Unsere Themen haben sich immer mehr hin zur Bildung für nachhaltige Entwicklung (BNE) entwickelt, seit letztem Jahr bin ich auf dem UNESCO BNE-Akteursportal vertreten. Die größten Hürden waren die Finanzierungslücken im gemeinwohlorientierten Bereich, die Profilschärfung und die jahrelange Mehrfachbelastung, da nach dem Tod meiner Mutter auch mein Vater Unterstützung benötigte. Zwischen Kindern, Dissertation, Gründung und der Pflegeverantwortung passte kaum ein Blatt für Erholung und ein achtsames Leben. Da ich anfangs vor allem mit gemeinnützigen Trägern zusammenarbeitete, war ich auch finanziell nicht dort, wo ich hinwollte. Das änderte sich, als ich mit weiteren Kooperationspartnern, etwa Stiftungen und Hochschulen zusammenarbeitete, meine Angebote diversifizierte, auch Beratungs- und Forschungsaufträge übernahm und darauf achtete, mich nicht unter Wert zu verkaufen.
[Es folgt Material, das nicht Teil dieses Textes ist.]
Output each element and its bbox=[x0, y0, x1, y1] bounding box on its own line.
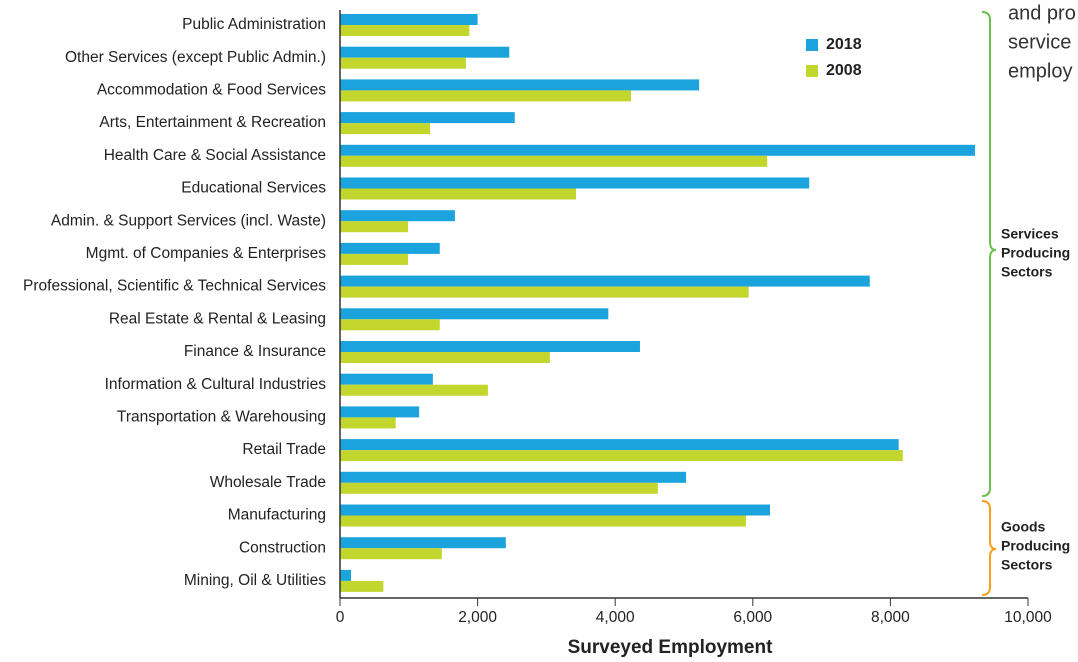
y-tick-label: Real Estate & Rental & Leasing bbox=[109, 310, 326, 327]
y-tick-label: Admin. & Support Services (incl. Waste) bbox=[51, 212, 326, 229]
bar bbox=[340, 14, 478, 25]
bar bbox=[340, 341, 640, 352]
annotation: employ bbox=[1008, 60, 1072, 82]
group-label: Goods bbox=[1001, 519, 1046, 535]
bar bbox=[340, 155, 768, 167]
y-tick-label: Health Care & Social Assistance bbox=[104, 147, 326, 164]
y-tick-label: Finance & Insurance bbox=[184, 343, 326, 360]
y-tick-label: Construction bbox=[239, 539, 326, 556]
goods-bracket bbox=[981, 500, 997, 596]
bar bbox=[340, 112, 515, 124]
y-tick-label: Transportation & Warehousing bbox=[117, 408, 326, 425]
bar bbox=[340, 144, 976, 156]
bar bbox=[340, 406, 420, 418]
group-label: Producing bbox=[1001, 245, 1070, 261]
bar bbox=[340, 417, 396, 429]
bar bbox=[340, 253, 409, 265]
y-tick-label: Other Services (except Public Admin.) bbox=[65, 49, 326, 66]
bar bbox=[340, 384, 488, 396]
x-tick-label: 2,000 bbox=[458, 609, 497, 626]
x-tick-label: 6,000 bbox=[733, 609, 772, 626]
bar bbox=[340, 569, 352, 581]
x-tick-label: 4,000 bbox=[596, 609, 635, 626]
y-tick-label: Information & Cultural Industries bbox=[105, 376, 327, 393]
y-tick-label: Public Administration bbox=[182, 16, 326, 33]
bar bbox=[340, 482, 658, 494]
bar bbox=[340, 123, 431, 135]
bar bbox=[340, 352, 550, 363]
bar bbox=[340, 580, 384, 592]
bar bbox=[340, 242, 440, 254]
group-label: Sectors bbox=[1001, 557, 1053, 573]
bar bbox=[340, 319, 440, 331]
y-tick-label: Accommodation & Food Services bbox=[97, 81, 326, 98]
y-tick-label: Professional, Scientific & Technical Ser… bbox=[23, 278, 326, 295]
x-tick-label: 0 bbox=[336, 609, 345, 626]
bar bbox=[340, 548, 442, 560]
bar bbox=[340, 210, 455, 222]
y-tick-label: Arts, Entertainment & Recreation bbox=[99, 114, 326, 131]
bar bbox=[340, 450, 903, 462]
bar bbox=[340, 57, 466, 69]
y-tick-label: Mining, Oil & Utilities bbox=[184, 572, 326, 589]
annotation: and pro bbox=[1008, 2, 1076, 24]
bar bbox=[340, 25, 470, 36]
legend-label: 2008 bbox=[826, 62, 862, 79]
legend-label: 2018 bbox=[826, 36, 862, 53]
bar bbox=[340, 439, 899, 451]
bar bbox=[340, 188, 576, 200]
group-label: Producing bbox=[1001, 538, 1070, 554]
bar bbox=[340, 286, 749, 298]
bar bbox=[340, 79, 700, 91]
legend-swatch bbox=[806, 39, 818, 51]
y-tick-label: Manufacturing bbox=[228, 507, 326, 524]
bar bbox=[340, 46, 510, 58]
bar bbox=[340, 308, 609, 320]
bar bbox=[340, 177, 810, 189]
group-label: Services bbox=[1001, 226, 1059, 242]
y-tick-label: Educational Services bbox=[181, 180, 326, 197]
bar bbox=[340, 275, 870, 287]
x-axis-label: Surveyed Employment bbox=[568, 637, 774, 658]
bar bbox=[340, 373, 433, 385]
x-tick-label: 10,000 bbox=[1004, 609, 1052, 626]
y-tick-label: Wholesale Trade bbox=[210, 474, 326, 491]
bar bbox=[340, 471, 687, 483]
y-tick-label: Retail Trade bbox=[242, 441, 326, 458]
annotation: service bbox=[1008, 31, 1071, 53]
bar bbox=[340, 221, 409, 233]
bar bbox=[340, 537, 506, 549]
group-label: Sectors bbox=[1001, 264, 1053, 280]
legend-swatch bbox=[806, 65, 818, 77]
x-tick-label: 8,000 bbox=[871, 609, 910, 626]
y-tick-label: Mgmt. of Companies & Enterprises bbox=[86, 245, 327, 262]
bar bbox=[340, 90, 632, 102]
bar bbox=[340, 515, 746, 527]
services-bracket bbox=[981, 11, 997, 497]
bar bbox=[340, 504, 770, 516]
Inzwischen habe ich ein Team aufgebaut und es tut einfach gut, gemeinsam Projekte zu entwickeln, aber auch mal Verantwortung delegieren zu können.

Andererseits haben sich die ehrenamtlichen Aufgaben mit der Zeit intensiviert und es bleibt immer ein Balanceakt, alle Bereiche gut auszutarieren. Gerade im gemeinwohlorientierten Bereich sind oft wenig öffentliche Gelder vorhanden und bei Folgeprojekten muss wieder neu nach Finanzierungsmöglichkeiten geschaut, müssen Fördermittel beantragt werden etc., das macht Prozesse recht zeitaufwendig. Wichtig finde ich, Unternehmensstrukturen zu etablieren und Prozesse zu optimieren, das ist im sozialen Unternehmertum nicht anders.

Was möchtest Du jungen Menschen in Sachen Nachhaltigkeit mit auf den Weg geben?

Pionierarbeit braucht Mut, Entschlossenheit und Durchhaltevermögen. Lebe dein Potenzial achtsam und wahrhaftig – und sei dir deiner Verantwortung bewusst. Dir selbst, deiner Umwelt, deinen Mitmenschen gegenüber. Tritt immer mal wieder einen Schritt zurück und nimm dir Zeit für Reflexion, auch kritische Selbstreflexion.

Inspiriere uns – wie gestaltest Du Dein Arbeits- und Dein Privatleben umweltschonend?

Ich habe eine Bahncard und fahre zu meinen Kundenterminen mit dem Zug, achte bei der Kleidung auf langlebige Qualität, kaufe regionale und fair gehandelte Lebensmittel und esse seit dreißig Jahren kein Fleisch. Allerdings bin ich nach wie vor in Asien verliebt und muss bei Langstreckenflügen dann schauen, wie ich sie kompensiere. Die Lehrtätigkeit empfinde ich als sehr sinnstiftend und sie ist auch ressourcenschonend, gerade wenn sie online stattfindet.

Was treibt Dich an?

Mich treiben vor allem die Themen Bildungs- und Chancengerechtigkeit an und ich engagiere mich für soziale Nachhaltigkeit.

Von welcher Positiv-Schlagzeile aus Deiner Branche zum Thema Umweltschutz träumst Du?

Unternehmen sind so grün und sozial wie nie zuvor – der Fokus auf nachhaltige Investments hat die Wende zur sozialökologischen Transformation eingeleitet.